Несколько минут альта молчала, переваривая услышанное. Затем как-то странно на меня посмотрела, и я увидел перед собой не миленькую девушку и не ярящуюся особу, а сильную и рассудительную женщину, под тяжёлым взглядом которой даже суровый вояка вполне может потеряться. — «А ученица-то у моей Виктории — ещё та штучка! Нет, дуэль точно пойдёт ей на пользу».
«Ты прав, мне следовало отнестись к тебе с большим уважением и, тем более, пониманием.

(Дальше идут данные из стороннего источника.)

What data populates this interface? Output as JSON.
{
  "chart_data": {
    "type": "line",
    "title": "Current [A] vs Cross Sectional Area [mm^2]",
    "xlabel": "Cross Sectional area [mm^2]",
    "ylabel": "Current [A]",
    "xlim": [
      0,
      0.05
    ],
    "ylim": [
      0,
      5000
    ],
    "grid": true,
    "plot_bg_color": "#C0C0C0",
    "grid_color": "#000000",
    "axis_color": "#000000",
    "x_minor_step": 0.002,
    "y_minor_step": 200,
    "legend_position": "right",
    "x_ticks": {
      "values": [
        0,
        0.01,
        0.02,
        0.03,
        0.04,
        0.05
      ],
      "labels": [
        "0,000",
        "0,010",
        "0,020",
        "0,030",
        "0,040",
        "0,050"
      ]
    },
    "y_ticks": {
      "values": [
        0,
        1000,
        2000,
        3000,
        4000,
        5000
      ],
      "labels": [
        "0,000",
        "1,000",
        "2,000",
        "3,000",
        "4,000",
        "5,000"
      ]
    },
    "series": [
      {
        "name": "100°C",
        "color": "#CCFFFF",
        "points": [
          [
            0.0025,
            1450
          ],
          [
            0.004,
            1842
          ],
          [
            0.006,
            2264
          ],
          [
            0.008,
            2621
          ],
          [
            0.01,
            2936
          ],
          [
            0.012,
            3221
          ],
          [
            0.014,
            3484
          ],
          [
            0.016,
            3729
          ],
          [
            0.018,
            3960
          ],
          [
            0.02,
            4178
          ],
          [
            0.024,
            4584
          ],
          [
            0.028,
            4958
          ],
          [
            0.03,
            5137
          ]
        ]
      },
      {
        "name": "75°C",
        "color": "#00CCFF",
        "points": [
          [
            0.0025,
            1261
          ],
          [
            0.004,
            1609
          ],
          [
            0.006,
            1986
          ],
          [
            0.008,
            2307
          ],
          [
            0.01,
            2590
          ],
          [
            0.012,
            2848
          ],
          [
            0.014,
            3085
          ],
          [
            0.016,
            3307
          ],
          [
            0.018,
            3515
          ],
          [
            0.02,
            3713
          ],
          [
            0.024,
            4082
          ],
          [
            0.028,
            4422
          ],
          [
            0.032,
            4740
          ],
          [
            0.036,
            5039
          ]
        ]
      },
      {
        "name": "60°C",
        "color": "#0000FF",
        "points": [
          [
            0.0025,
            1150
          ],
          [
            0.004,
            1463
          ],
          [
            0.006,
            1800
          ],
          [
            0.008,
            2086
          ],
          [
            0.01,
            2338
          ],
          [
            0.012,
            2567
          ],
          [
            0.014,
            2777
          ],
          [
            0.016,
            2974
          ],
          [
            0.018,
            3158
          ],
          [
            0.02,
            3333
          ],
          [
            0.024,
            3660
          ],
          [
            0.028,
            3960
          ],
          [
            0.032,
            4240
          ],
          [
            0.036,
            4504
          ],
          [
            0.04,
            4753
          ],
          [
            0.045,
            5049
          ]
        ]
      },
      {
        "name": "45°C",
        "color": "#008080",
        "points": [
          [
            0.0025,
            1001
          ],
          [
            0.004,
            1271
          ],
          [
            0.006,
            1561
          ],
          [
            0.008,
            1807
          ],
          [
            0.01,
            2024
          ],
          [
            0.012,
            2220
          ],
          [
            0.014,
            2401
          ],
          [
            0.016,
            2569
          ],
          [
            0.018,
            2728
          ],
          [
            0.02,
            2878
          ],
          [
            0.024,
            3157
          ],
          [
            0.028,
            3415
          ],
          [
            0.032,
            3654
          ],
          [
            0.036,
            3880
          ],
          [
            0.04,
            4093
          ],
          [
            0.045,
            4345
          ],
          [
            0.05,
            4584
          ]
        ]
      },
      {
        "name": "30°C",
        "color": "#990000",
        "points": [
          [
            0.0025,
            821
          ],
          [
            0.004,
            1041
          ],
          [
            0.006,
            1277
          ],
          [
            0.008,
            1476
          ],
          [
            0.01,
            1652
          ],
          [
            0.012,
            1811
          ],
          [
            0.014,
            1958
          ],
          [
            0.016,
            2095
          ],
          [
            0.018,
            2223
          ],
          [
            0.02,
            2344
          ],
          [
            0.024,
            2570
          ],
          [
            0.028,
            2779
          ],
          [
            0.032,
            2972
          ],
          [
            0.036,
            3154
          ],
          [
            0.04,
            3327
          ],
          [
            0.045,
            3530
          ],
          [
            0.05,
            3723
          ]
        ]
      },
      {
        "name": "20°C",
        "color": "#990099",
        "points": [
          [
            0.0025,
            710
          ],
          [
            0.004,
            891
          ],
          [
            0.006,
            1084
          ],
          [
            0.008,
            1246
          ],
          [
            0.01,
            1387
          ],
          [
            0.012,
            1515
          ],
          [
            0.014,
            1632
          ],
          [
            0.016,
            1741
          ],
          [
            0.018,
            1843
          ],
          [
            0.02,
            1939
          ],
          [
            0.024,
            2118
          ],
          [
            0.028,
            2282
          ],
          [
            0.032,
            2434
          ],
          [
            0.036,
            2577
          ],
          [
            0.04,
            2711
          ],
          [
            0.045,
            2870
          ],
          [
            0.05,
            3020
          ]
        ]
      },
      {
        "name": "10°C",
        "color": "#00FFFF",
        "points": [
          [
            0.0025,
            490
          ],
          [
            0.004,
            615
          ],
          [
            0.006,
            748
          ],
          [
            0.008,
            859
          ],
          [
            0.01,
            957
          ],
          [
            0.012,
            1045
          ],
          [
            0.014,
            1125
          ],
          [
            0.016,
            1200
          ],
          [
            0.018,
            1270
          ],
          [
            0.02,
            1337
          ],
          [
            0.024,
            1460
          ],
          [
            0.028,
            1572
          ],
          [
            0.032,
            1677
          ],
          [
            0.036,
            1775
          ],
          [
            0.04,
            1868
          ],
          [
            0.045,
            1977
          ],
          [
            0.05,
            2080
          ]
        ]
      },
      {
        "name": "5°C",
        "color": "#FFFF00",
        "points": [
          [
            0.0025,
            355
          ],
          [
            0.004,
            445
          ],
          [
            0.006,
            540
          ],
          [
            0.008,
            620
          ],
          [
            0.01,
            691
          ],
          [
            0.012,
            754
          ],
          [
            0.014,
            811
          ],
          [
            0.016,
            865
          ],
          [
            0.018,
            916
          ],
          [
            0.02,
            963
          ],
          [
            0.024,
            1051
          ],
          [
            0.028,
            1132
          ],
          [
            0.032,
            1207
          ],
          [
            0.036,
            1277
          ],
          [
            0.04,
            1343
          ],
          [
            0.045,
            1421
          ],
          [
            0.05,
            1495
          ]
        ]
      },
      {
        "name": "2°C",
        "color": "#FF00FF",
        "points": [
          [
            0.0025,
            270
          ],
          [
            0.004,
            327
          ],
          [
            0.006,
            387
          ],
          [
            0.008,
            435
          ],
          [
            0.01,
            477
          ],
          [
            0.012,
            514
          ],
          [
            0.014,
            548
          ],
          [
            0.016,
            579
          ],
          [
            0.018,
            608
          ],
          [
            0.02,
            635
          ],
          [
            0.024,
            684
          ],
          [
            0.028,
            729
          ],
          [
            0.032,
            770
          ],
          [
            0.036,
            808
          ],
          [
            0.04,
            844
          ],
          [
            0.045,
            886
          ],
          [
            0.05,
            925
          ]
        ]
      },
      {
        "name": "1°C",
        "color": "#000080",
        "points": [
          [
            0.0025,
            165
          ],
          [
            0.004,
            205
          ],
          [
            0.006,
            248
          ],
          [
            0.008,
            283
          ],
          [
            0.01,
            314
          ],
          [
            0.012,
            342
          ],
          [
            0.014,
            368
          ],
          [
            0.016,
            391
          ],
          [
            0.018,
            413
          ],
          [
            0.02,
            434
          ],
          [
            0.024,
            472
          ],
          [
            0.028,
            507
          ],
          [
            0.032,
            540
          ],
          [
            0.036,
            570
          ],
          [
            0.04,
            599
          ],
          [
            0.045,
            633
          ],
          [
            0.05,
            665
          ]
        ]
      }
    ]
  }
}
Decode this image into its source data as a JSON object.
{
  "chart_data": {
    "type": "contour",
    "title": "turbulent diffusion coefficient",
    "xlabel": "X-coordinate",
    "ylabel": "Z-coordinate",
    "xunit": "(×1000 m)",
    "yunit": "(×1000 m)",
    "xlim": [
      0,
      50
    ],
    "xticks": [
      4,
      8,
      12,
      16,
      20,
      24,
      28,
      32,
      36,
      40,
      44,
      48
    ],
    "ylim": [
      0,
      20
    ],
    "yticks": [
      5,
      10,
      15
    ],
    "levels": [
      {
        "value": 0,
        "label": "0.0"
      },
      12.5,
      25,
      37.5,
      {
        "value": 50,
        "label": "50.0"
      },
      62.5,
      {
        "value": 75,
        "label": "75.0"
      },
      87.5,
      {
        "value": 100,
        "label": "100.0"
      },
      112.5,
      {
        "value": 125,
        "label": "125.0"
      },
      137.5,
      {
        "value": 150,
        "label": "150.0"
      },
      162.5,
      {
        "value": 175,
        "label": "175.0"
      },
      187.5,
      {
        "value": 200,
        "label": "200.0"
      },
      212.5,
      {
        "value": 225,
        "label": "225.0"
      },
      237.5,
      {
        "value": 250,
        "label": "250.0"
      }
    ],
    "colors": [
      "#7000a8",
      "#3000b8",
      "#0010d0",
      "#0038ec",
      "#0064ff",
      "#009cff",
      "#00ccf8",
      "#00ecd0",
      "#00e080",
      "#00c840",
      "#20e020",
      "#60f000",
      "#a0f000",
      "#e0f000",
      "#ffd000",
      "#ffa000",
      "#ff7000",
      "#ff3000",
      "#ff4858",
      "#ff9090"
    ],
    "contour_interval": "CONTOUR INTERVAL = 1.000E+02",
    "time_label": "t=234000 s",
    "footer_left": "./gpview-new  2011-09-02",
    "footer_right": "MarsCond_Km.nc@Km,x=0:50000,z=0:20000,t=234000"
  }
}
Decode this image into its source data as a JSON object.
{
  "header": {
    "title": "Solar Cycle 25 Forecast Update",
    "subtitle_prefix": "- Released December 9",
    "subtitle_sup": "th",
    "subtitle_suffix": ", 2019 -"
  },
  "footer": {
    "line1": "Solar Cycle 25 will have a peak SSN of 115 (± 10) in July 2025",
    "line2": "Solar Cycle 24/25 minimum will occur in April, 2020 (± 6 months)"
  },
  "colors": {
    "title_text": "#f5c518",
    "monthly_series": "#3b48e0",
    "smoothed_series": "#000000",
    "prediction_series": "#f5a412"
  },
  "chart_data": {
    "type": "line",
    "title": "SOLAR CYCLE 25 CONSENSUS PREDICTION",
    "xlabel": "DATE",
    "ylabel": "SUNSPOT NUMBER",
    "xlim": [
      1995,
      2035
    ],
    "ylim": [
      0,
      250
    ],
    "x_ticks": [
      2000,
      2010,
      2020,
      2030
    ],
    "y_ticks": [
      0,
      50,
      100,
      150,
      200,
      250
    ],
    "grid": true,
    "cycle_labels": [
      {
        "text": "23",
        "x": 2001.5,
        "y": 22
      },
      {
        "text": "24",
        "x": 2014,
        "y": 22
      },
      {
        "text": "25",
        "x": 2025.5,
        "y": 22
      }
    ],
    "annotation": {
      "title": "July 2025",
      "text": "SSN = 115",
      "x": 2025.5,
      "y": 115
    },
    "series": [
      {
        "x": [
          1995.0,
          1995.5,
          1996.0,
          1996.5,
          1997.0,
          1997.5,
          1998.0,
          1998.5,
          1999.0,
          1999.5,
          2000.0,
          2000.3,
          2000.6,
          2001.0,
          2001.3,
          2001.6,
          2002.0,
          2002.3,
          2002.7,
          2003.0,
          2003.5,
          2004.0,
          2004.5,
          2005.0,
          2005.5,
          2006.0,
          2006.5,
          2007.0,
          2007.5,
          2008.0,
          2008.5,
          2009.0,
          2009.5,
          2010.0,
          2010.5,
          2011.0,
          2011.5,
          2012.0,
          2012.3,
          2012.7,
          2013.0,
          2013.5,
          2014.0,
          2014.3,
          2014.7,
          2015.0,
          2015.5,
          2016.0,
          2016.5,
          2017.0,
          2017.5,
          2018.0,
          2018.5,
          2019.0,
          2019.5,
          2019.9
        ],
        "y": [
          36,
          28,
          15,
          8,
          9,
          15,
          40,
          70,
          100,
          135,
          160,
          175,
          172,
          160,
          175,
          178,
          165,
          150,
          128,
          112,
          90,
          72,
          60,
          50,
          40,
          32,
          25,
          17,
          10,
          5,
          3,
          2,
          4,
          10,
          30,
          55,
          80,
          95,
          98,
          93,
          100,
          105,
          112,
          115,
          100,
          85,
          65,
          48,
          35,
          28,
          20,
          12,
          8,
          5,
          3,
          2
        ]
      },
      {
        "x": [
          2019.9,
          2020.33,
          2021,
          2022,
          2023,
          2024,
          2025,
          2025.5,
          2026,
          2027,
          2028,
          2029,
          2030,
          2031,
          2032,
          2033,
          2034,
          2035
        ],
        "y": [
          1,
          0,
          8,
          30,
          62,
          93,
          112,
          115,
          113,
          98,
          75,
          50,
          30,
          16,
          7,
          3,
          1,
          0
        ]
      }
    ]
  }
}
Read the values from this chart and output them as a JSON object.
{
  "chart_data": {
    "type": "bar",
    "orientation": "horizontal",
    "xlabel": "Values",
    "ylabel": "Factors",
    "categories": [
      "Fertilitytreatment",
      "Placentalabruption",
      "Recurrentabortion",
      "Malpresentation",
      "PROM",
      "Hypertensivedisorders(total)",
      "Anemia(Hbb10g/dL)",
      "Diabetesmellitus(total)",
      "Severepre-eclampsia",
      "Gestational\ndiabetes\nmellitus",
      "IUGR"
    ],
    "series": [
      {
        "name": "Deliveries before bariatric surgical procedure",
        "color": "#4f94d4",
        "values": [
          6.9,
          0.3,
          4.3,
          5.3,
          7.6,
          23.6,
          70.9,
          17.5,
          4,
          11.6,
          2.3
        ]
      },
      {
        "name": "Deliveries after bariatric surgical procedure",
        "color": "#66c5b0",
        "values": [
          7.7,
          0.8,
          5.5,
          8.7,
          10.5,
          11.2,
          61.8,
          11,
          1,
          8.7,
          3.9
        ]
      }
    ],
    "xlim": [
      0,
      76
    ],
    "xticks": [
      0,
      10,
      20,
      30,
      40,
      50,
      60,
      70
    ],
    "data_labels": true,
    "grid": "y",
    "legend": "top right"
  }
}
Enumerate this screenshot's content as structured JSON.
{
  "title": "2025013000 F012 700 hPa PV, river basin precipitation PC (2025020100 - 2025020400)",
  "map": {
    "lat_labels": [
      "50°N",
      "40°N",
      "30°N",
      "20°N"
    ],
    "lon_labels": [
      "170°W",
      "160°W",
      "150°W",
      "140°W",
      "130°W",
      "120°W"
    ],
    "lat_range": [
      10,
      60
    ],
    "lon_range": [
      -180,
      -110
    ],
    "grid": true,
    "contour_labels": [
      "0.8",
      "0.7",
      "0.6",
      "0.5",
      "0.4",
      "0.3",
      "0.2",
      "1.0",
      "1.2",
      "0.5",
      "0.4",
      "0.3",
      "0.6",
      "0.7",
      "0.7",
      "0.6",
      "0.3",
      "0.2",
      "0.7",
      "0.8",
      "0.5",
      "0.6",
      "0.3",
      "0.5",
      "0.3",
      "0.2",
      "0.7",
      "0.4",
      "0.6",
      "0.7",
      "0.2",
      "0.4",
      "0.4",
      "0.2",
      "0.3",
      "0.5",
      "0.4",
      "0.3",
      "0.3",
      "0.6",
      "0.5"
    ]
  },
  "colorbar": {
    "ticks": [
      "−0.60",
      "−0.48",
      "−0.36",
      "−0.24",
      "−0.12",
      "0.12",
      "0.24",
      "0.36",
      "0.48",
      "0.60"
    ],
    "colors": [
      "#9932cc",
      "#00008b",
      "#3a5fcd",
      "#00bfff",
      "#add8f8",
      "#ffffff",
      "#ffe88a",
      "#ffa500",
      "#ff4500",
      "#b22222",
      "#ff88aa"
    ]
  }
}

Своими жертвами и поступками ты это по праву заслужил. Я же… На меня слишком сильно повлиял неудачный бой с Викторией, недельной давности первая в моей жизни бойня людей, а окончательно добило твоё психологическое напряжение и твоё слишком заносчивое и смелое поведение. До тебя мне встречались люди, которые вели себя… для альты тяжело, но она слишком хорошо себя контролировала, да и головой умела работать неплохо, так что обуздать гордость ей было вполне по силам».
«Я просто привык играть с огнём. Моя жизнь — это постоянная готовность к смерти, чередующаяся острыми ощущениями от побед над этой самой смертью. Я даже по меркам гвардейских офицеров отличался норовом и удалью. Наверное, своё дело сделало то, что именно меня всегда выставляли драться с вновь прибывшими магами, а дуэль с магом — это всегда риск. Да и орков я никогда не сторонился, очень редко встречая их с луком, гораздо чаще шёл им навстречу с мечом впереди своих солдат. Привык я, девочка, к риску, вот и не боюсь альт. Воспринимаю вас как очень привлекательных душой и телом женщин, а как угрозу — ну никак не могу воспринять. А девочки и вовсе говорят, что теперь я и сам принадлежу к вашему роду, не бояться же мне своих сестёр? Это же смешно».